Echoes of Posts Past & Spooks in Friends’ Clothing

There are two primary concerns with lettin’ it all hang out on social networks.

“Plenty of Fish” did not find this profile pic to be amusing. : (

Business Insider recently wrote about the issue of losing a job or a job offer due to indiscreet postings, and BetaNews and other sites have consistently issued warnings about inadvertently providing personal information to marketers and scammers and thieves who may try to steal your identity, or at the least make you a target for spam. When filling out social network surveys, consider that your first pet’s name might be a good clue as to your www.linkedin.com password.

But at the real heart of your livelihood, a recent CareerBuilder survey found the number of hiring managers who check social networking sites to be up to 60% in 2016 from 52% in 2015 — and up 500% in the last decade.

Just think though, what a dull prospect social media would be if everyone were reluctant to divulge their true feelings for fear of marketers, measuring words against future employers’ potential peeping, agreeing via silence in order to create the illusion of acquiescence.

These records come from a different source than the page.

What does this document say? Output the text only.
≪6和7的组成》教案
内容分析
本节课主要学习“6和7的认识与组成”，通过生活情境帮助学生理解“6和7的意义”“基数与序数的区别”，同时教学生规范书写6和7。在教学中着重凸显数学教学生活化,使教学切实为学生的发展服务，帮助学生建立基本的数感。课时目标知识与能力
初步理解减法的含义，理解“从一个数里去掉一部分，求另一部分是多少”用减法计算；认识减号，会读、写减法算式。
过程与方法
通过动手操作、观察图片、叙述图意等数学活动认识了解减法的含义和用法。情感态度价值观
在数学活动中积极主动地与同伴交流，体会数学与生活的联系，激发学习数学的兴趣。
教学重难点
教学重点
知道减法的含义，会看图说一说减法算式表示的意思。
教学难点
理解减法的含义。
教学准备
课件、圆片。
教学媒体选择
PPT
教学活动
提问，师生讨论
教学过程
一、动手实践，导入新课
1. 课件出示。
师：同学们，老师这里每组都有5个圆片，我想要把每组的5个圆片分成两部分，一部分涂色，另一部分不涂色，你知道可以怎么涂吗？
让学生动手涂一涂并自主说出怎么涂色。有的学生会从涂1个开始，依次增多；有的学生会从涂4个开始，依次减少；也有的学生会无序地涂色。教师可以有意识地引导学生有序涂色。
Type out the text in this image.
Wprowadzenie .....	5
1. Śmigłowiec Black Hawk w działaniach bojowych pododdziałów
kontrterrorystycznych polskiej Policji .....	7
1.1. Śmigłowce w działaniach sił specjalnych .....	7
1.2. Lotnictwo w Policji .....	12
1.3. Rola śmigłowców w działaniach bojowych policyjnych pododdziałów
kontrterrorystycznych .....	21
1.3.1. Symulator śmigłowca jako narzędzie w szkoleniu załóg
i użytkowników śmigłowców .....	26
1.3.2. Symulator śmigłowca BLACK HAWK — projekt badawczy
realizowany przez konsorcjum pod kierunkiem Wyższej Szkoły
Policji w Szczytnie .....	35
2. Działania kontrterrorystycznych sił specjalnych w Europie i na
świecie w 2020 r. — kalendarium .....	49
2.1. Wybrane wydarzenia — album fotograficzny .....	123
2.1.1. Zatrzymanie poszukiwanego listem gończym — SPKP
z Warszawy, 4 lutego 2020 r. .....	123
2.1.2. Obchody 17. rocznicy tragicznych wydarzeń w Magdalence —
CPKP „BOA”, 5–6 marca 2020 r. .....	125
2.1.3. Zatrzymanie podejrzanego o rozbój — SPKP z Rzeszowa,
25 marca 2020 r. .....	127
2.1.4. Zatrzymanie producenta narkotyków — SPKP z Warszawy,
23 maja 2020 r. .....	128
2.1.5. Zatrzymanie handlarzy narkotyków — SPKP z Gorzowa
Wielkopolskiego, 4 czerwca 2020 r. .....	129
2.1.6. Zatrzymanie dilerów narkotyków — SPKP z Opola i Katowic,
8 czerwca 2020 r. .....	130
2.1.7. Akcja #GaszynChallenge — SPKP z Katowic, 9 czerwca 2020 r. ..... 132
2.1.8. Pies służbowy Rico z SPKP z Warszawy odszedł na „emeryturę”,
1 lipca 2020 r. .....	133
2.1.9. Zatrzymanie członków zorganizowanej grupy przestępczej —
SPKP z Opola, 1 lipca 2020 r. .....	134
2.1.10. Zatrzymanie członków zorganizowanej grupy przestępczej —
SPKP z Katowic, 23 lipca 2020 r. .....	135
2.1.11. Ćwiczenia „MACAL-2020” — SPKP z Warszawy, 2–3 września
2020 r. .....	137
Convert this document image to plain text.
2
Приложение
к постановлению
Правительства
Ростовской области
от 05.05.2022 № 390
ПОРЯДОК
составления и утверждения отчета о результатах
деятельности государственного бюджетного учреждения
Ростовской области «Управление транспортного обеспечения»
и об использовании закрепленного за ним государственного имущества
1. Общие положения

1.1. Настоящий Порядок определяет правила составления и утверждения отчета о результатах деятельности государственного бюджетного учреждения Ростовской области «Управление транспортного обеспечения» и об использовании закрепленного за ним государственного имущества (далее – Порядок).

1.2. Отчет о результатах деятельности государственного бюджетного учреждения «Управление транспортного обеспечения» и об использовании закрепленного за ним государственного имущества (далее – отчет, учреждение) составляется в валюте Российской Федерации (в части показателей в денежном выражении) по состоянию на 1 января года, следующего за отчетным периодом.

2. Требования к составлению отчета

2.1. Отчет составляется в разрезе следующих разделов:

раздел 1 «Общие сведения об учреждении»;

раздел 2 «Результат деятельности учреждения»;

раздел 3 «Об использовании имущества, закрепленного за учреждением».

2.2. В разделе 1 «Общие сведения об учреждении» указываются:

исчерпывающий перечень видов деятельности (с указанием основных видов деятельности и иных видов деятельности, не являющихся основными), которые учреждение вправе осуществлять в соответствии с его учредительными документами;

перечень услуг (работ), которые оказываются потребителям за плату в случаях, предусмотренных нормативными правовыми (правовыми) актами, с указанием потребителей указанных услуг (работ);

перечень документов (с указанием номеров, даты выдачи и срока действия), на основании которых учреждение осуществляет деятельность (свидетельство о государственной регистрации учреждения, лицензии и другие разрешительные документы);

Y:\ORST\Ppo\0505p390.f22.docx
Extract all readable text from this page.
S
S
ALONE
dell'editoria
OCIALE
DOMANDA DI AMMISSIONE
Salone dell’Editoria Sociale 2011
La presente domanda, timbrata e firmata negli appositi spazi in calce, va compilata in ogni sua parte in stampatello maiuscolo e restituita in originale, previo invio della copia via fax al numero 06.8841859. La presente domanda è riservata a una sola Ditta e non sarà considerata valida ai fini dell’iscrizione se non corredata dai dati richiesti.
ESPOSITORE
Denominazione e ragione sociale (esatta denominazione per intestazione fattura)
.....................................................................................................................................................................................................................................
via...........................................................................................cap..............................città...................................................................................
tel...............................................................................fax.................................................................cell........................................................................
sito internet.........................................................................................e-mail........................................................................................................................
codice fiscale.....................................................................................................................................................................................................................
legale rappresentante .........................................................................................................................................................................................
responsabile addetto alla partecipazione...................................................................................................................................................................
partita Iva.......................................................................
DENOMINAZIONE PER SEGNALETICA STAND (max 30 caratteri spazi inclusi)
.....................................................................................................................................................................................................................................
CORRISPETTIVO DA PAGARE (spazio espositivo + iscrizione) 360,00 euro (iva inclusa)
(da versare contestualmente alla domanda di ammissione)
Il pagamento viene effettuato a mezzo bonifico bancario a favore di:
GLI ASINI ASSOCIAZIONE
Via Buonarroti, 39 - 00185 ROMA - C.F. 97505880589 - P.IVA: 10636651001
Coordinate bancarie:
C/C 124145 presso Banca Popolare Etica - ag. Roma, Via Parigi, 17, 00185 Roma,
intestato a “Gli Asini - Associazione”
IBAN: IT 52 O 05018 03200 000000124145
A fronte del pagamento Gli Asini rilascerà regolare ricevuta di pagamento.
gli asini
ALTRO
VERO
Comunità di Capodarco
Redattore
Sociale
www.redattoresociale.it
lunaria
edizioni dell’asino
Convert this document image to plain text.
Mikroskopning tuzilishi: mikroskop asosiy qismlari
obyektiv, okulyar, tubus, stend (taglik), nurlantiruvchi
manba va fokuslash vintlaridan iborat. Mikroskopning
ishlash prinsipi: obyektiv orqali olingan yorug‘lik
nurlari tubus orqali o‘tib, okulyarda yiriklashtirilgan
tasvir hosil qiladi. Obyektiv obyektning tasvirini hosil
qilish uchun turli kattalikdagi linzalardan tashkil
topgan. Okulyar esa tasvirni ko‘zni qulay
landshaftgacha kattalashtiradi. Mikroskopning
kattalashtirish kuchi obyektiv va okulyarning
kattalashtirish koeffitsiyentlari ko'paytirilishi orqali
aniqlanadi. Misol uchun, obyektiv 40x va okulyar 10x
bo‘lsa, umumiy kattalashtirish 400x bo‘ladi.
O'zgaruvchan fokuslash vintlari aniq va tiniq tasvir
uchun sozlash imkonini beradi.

Prudence in posting is wise, but all-happy posts from behind smiling and obedient masks makes for a boring network. And as a hiring manager, I would be just as suspicious of a perfectly shiny, spotless, happy profile as I would be one filled with hate-speech and vitriol.

Entrepreneur blogger Manish Bhalla, recently posted a blog with five suggestions for mixing business and social media, among them making use of monitoring tools and carefully considering implications of your interactions before posting that one-off.

TMI? CSO ponders the effects of social media on business policy, suggesting devoted and dedicated employees with deep reach into a broad base of followers and fans should be an asset — but might sink ships.

What’s the best worst story you’ve heard about a social media post coming back to haunt a job hunter?